Junto a la helada, no se puede olvidar el peligro de la sequía. «Es un problema serio», asegura con la esperanza de que la tendencia se reconduzca y vuelvan por fin las ansiadas precipitaciones, aunque «ahora está fatal».

En su opinión, a lo largo del año hay momentos vitales en los que la planta requiere agua como en el proceso de crecimiento y desarrollo vegetativo, cuando termina la vendimia o antes de que se caiga la hoja de la vid. «Ese momento es importante para que la planta acumule reservas de cara a la siguiente brotación», apunta consciente de que más que enfermedades, la falta de lluvia impide que la vid tenga reservas. «Si la brotación es muy débil mermaría la cosecha», detalla.

En este sentido, cabe recordar que la intensa helada primaveral junto a la escasez de lluvias -unos 250 milímetros de lluvia cuando se esperan 450- mermó la última producción hasta los 55 millones de kilos de uva recogidos. Una cifra muy alejada de los 88 millones recolectados en 2015 y de los 133 acumulados en el 2016, cuando se cerró una campaña histórica. Por suerte, aunque la cantidad fue escasa, la calidad es excelente y se esperan vinos de guarda. «Afortunadamente gracias a esta calidad se podrá garantizar la viabilidad económica de las bodegas», destaca a sabiendas de que cuando hay mucho vino se pueden compaginar los reservas y crianzas, que dejan mayores márgenes, con los vinos más jóvenes. «La situación actual obliga a dejar los vinos menos rentables», explica.

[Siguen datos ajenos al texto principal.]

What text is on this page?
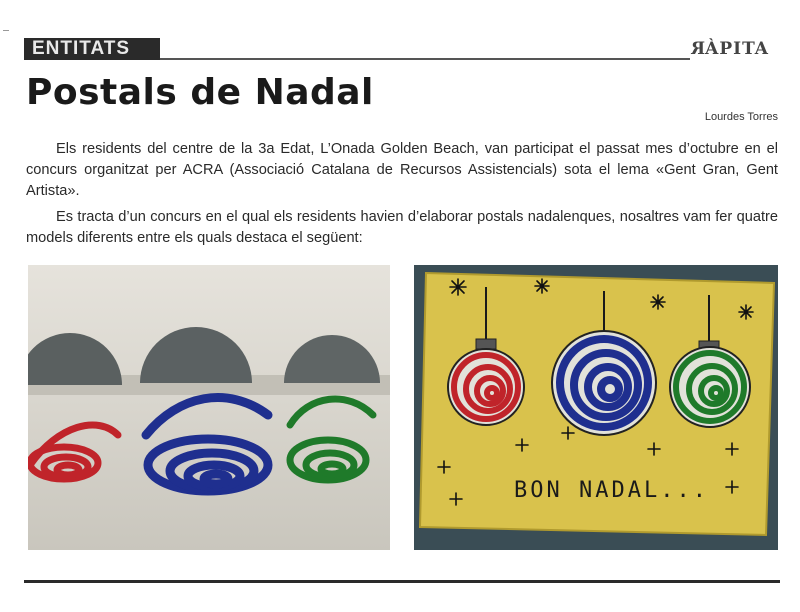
ENTITATS	RÀPITA
Postals de Nadal
Lourdes Torres

Els residents del centre de la 3a Edat, L’Onada Golden Beach, van participat el passat mes d’octubre en el concurs organitzat per ACRA (Associació Catalana de Recursos Assistencials) sota el lema «Gent Gran, Gent Artista».

Es tracta d’un concurs en el qual els residents havien d’elaborar postals nadalenques, nosaltres vam fer quatre models diferents entre els quals destaca el següent:

BON NADAL...
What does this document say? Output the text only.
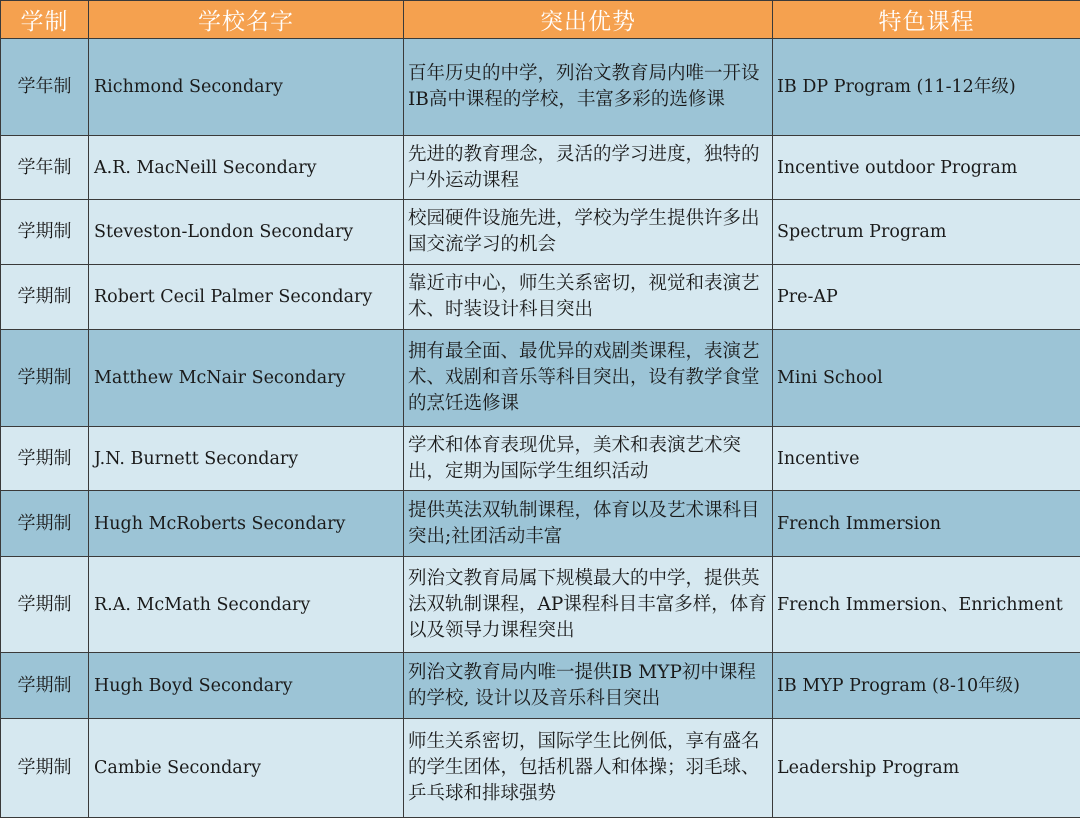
学制	学校名字	突出优势	特色课程
学年制	Richmond Secondary	百年历史的中学，列治文教育局内唯一开设IB高中课程的学校，丰富多彩的选修课	IB DP Program (11-12年级)
学年制	A.R. MacNeill Secondary	先进的教育理念，灵活的学习进度，独特的户外运动课程	Incentive outdoor Program
学期制	Steveston-London Secondary	校园硬件设施先进，学校为学生提供许多出国交流学习的机会	Spectrum Program
学期制	Robert Cecil Palmer Secondary	靠近市中心，师生关系密切，视觉和表演艺术、时装设计科目突出	Pre-AP
学期制	Matthew McNair Secondary	拥有最全面、最优异的戏剧类课程，表演艺术、戏剧和音乐等科目突出，设有教学食堂的烹饪选修课	Mini School
学期制	J.N. Burnett Secondary	学术和体育表现优异，美术和表演艺术突出，定期为国际学生组织活动	Incentive
学期制	Hugh McRoberts Secondary	提供英法双轨制课程，体育以及艺术课科目突出;社团活动丰富	French Immersion
学期制	R.A. McMath Secondary	列治文教育局属下规模最大的中学，提供英法双轨制课程，AP课程科目丰富多样，体育以及领导力课程突出	French Immersion、Enrichment
学期制	Hugh Boyd Secondary	列治文教育局内唯一提供IB MYP初中课程的学校, 设计以及音乐科目突出	IB MYP Program (8-10年级)
学期制	Cambie Secondary	师生关系密切，国际学生比例低，享有盛名的学生团体，包括机器人和体操；羽毛球、乒乓球和排球强势	Leadership Program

Sin duda, la escasez de uva tiene sus consecuencias. «Abrir mercados cuesta muchísimo y si no podemos atender a nuestros proveedores, al final buscan otras alternativas», lamenta al recordar que se trata de un problema generalizado, ya que tanto la sequía como las heladas también han causado estragos en otras zonas de España como La Rioja, El Bierzo o Galicia y del mundo. Solo en Burdeos, los sindicatos estimaron una destrucción de 115.000 hectáreas de viñedo.

El ciclo de la vid

Una vez finalizada la vendimia, la actividad en el viñedo se retoma 20 o 30 días después con la poda de las ramas. «Se suele dejar dos o tres yemas por pulgar», recomienda Nuño. El siguiente paso no se da hasta primavera, cuando suben las temperaturas y se inicia la actividad radicular. Las raíces absorben el agua del suelo para producir los llamados ‘lloros’. «A partir de ahí comienza la nueva brotación y la apertura de las yemas que hemos dejado en los pulgares», precisa el presidente de Enoduero.